If I don’t specify any Dask cluster, the code runs smoothly but on the contrary when workers are involved isn’t possible to get the reprojection done.
I’m prone to think that problem is related to the folder visibility from workers. (I would assume that workers are on different pods and can’t see the original location)
Am I far from the truth? How I can solve this?

TomAugspurger · December 1, 2021, 6:00pm

Can you share how you’re making the cluster? Is it a GateayCluster() or a LocalCluster()?

If you’re using a GateayCluster, then yes, your guess is correct. The workers won’t have access to notebook server’s filesystem, so they can’t read those files. This is touched on a bit at Pangeo Cloud — Pangeo documentation.

So right now your options are to do things as you are with a LocalCluster (the Python environment on the Planetary Computer has 4 cores, but you might get I/O bound quickly), or shift to using Azure Blob Storage, and pass around a credential so that all your workers can read / write to that blob filesystem.

Finally, we (Microsoft / AI For Earth) do have Modis available through Blob Storage, but it’s under some flux right now. AIforEarthDataSets/modis.md at main · microsoft/AIforEarthDataSets · GitHub has the details, but right now it’s accessible from East US. We should have it available through the STAC API some time in the next 3-6 months. You might be able to read from there if that’s the right products (might be a bit slow if you’re using the Planetary Computer Hub, which is in West Europe).

pl.marasco · December 1, 2021, 6:24pm

Is through a GatewayCluster and what I’m trying to do is to avoid the local cluster to scale up the process.

About the Azure Blob I would assume that to let rioxarray able to read from a blob I would need fsspec. Am I right?

Up to now I was just grabbing ideas from this example and definitely Microsoft Azure Blobs are the origin of my data.

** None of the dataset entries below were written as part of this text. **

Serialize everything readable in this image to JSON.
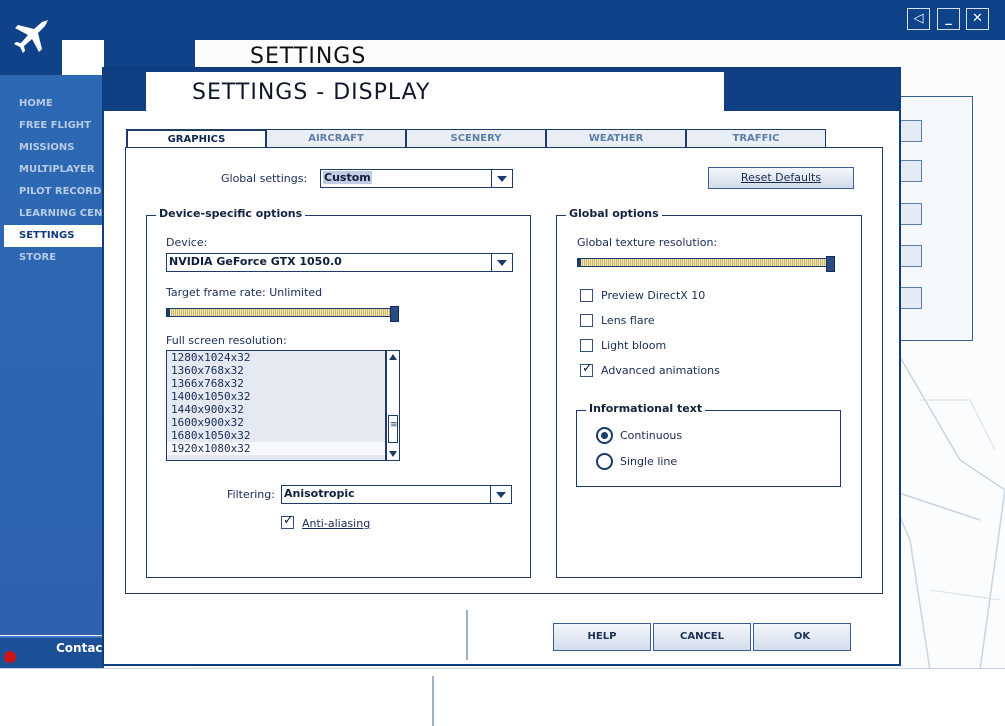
{
  "window_controls": {
    "sound_glyph": "◁",
    "minimize_glyph": "_",
    "close_glyph": "✕"
  },
  "sidebar": {
    "items": [
      {
        "label": "HOME"
      },
      {
        "label": "FREE FLIGHT"
      },
      {
        "label": "MISSIONS"
      },
      {
        "label": "MULTIPLAYER"
      },
      {
        "label": "PILOT RECORDS"
      },
      {
        "label": "LEARNING CENTER"
      },
      {
        "label": "SETTINGS",
        "active": true
      },
      {
        "label": "STORE"
      }
    ],
    "contact": "Contact"
  },
  "background": {
    "title": "SETTINGS"
  },
  "dialog": {
    "title": "SETTINGS - DISPLAY",
    "tabs": [
      {
        "label": "GRAPHICS",
        "active": true
      },
      {
        "label": "AIRCRAFT"
      },
      {
        "label": "SCENERY"
      },
      {
        "label": "WEATHER"
      },
      {
        "label": "TRAFFIC"
      }
    ],
    "global_settings": {
      "label": "Global settings:",
      "value": "Custom"
    },
    "reset_defaults": "Reset Defaults",
    "device_group": {
      "title": "Device-specific options",
      "device_label": "Device:",
      "device_value": "NVIDIA GeForce GTX 1050.0",
      "frame_rate_label": "Target frame rate: Unlimited",
      "frame_rate_level": 1.0,
      "resolution_label": "Full screen resolution:",
      "resolutions": [
        "1280x1024x32",
        "1360x768x32",
        "1366x768x32",
        "1400x1050x32",
        "1440x900x32",
        "1600x900x32",
        "1680x1050x32",
        "1920x1080x32"
      ],
      "selected_resolution": "1920x1080x32",
      "filtering_label": "Filtering:",
      "filtering_value": "Anisotropic",
      "antialiasing_label": "Anti-aliasing",
      "antialiasing_checked": true
    },
    "global_group": {
      "title": "Global options",
      "texture_label": "Global texture resolution:",
      "texture_level": 1.0,
      "checkboxes": [
        {
          "label": "Preview DirectX 10",
          "checked": false
        },
        {
          "label": "Lens flare",
          "checked": false
        },
        {
          "label": "Light bloom",
          "checked": false
        },
        {
          "label": "Advanced animations",
          "checked": true
        }
      ],
      "info_text": {
        "title": "Informational text",
        "options": [
          {
            "label": "Continuous",
            "selected": true
          },
          {
            "label": "Single line",
            "selected": false
          }
        ]
      }
    },
    "buttons": {
      "help": "HELP",
      "cancel": "CANCEL",
      "ok": "OK"
    }
  }
}
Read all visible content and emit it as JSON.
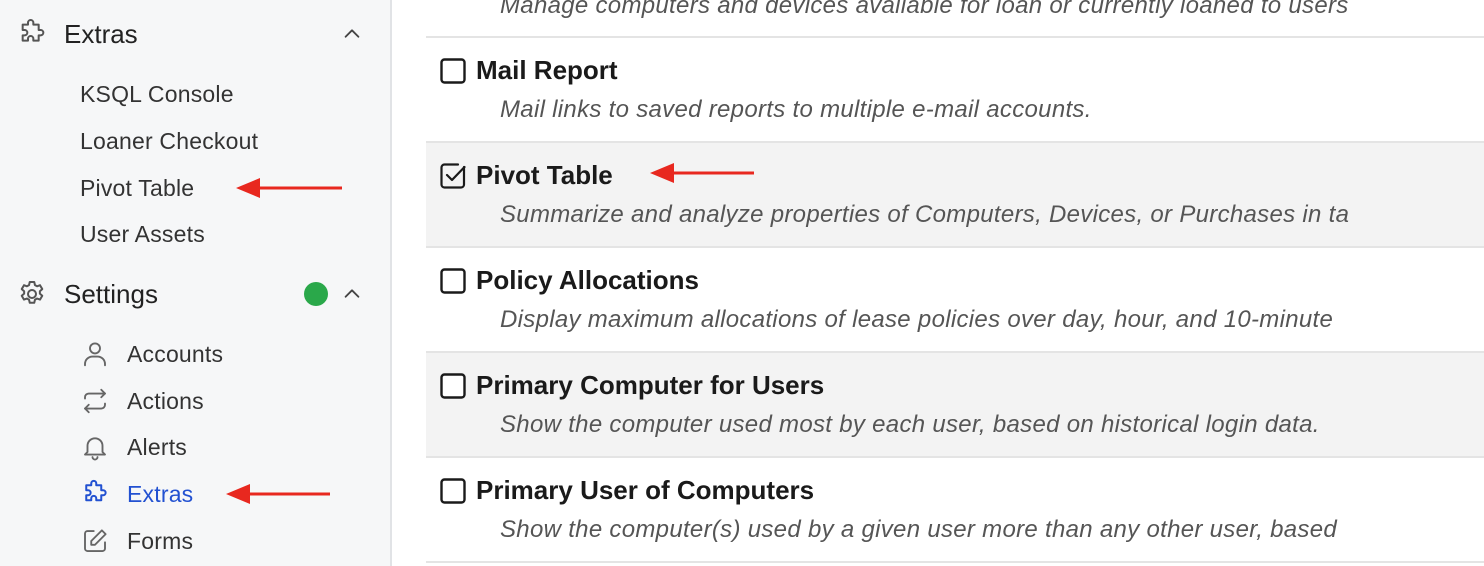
{
  "sidebar": {
    "extras_section": {
      "title": "Extras",
      "icon": "puzzle-icon",
      "items": [
        {
          "label": "KSQL Console"
        },
        {
          "label": "Loaner Checkout"
        },
        {
          "label": "Pivot Table"
        },
        {
          "label": "User Assets"
        }
      ]
    },
    "settings_section": {
      "title": "Settings",
      "icon": "gear-icon",
      "status_color": "#2aa84a",
      "items": [
        {
          "label": "Accounts",
          "icon": "user-icon"
        },
        {
          "label": "Actions",
          "icon": "repeat-icon"
        },
        {
          "label": "Alerts",
          "icon": "bell-icon"
        },
        {
          "label": "Extras",
          "icon": "puzzle-icon",
          "active": true
        },
        {
          "label": "Forms",
          "icon": "edit-icon"
        }
      ]
    }
  },
  "extras_list": [
    {
      "name": "",
      "description": "Manage computers and devices available for loan or currently loaned to users",
      "checked": false
    },
    {
      "name": "Mail Report",
      "description": "Mail links to saved reports to multiple e-mail accounts.",
      "checked": false
    },
    {
      "name": "Pivot Table",
      "description": "Summarize and analyze properties of Computers, Devices, or Purchases in ta",
      "checked": true
    },
    {
      "name": "Policy Allocations",
      "description": "Display maximum allocations of lease policies over day, hour, and 10-minute",
      "checked": false
    },
    {
      "name": "Primary Computer for Users",
      "description": "Show the computer used most by each user, based on historical login data.",
      "checked": false
    },
    {
      "name": "Primary User of Computers",
      "description": "Show the computer(s) used by a given user more than any other user, based",
      "checked": false
    }
  ],
  "colors": {
    "accent": "#2251d1",
    "annotation_arrow": "#e8281f",
    "status_dot": "#2aa84a"
  }
}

TomAugspurger · December 1, 2021, 6:39pm

You would probably want to use adlfs or azure.storage.blob to list the files in directories. But once you have a URL you can just pass that to rioxarray. It uses GDAL’s HTTP handling to fetch the data.

So if you’re already getting the data from Blob Storage, I’d recommend streaming it straight into a DataArray rather than writing to a local filesystem (Skip the download! Stream NASA data directly into Python objects | by Scott Henderson | pangeo | Medium explains this nicely)

pl.marasco · December 3, 2021, 2:45pm

I’ve already the URL but seems that something goes wrong at GDAL level. Here below what I’ve been testing and the error:

rxr.open_rasterio('https://modissa.blob.core.windows.net/modis-006/MOD09Q1/22/07/2021289/MOD09Q1.A2021289.h22v07.006.2021299111058.hdf', chunks= 'auto')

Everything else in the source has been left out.